Mercredi 17 juillet 2019
Concerts & dépendances
La Chaise-Dieu 2018 - 3 : hommage aux victimes du nazisme
vendredi 31 août 2018 à 15h09
Vers 1900 naît à Vienne une musique source de scandale. Mahler compose puis orchestre ses quatre « Chants d’un compagnon errant » avant son arrivée dans la cité en 1897 comme directeur de l’Opéra impérial et royal, mais  ces lieder de jeunesse (ainsi que toute sa production) seront vénérés par la génération viennoise montante. Schönberg en dirige le 6 février 1920 une version pour orchestre de chambre avec piano et harmonium (due très probablement à lui-même) dans le cadre de sa Société d’exécutions musicales privées.
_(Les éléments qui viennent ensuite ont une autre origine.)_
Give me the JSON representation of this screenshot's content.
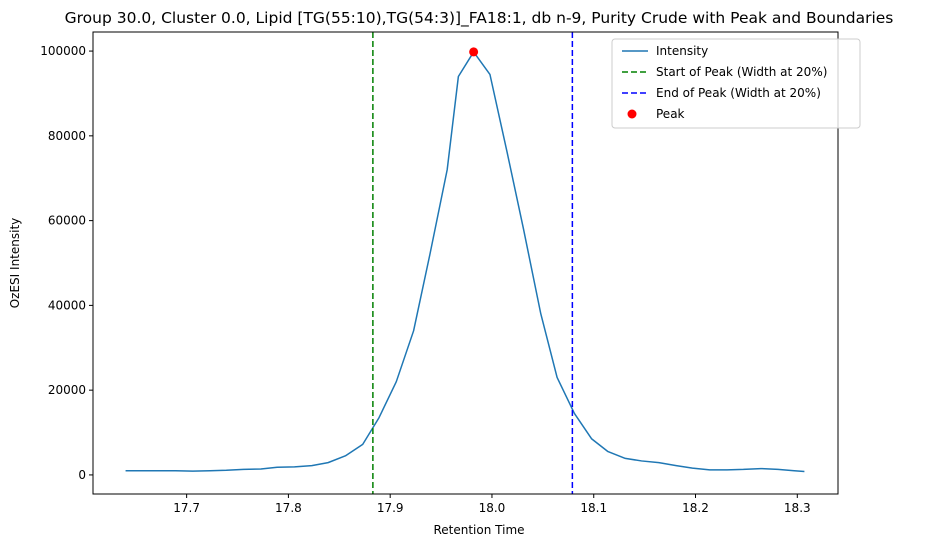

C’est par cette version qu’a débuté à La Chaise Dieu le concert de l’ensemble Voix étouffées / Les Métamorphoses, fondé en 2005 par le chef d’orchestre Amaury du Closel pour rendre hommage aux compositeurs victimes du nazisme. Suivaient, d’Alexander von Zemlinsky, considéré par Schönberg comme son seul « professeur », les Six mélodies opus 13 sur des poèmes de Maeterlinck : climat de féerie, de spiritualité et de mort. Face au nazisme, Schönberg et Zemlinsky s’exilent aux Etats-Unis, l’un en 1933, l’autre en 1938 (il y meurt en 1942 pauvre et oublié). Franz Schreker, lui aussi juif, est démis de son poste de directeur de l’Académie des Arts de Berlin, où il a fait nommer Schönberg, et s’éteint en 1934. Il triompha dans l’opéra. La Symphonie de chambre pour vingt-trois instruments dont piano, harpe, célesta et harmonium (1917), une de ses rares grandes pages instrumentales, prolonge en quelque sorte l’opus 9 de Schönberg. Concert captivant, astucieusement programmé, clos après la symphonie de chambre par cinq mélodies du même Schreker, chantées comme celles de Mahler et de Zemlinsky par le baryton coréen Jiwon Song, lauréat de plusieurs concours.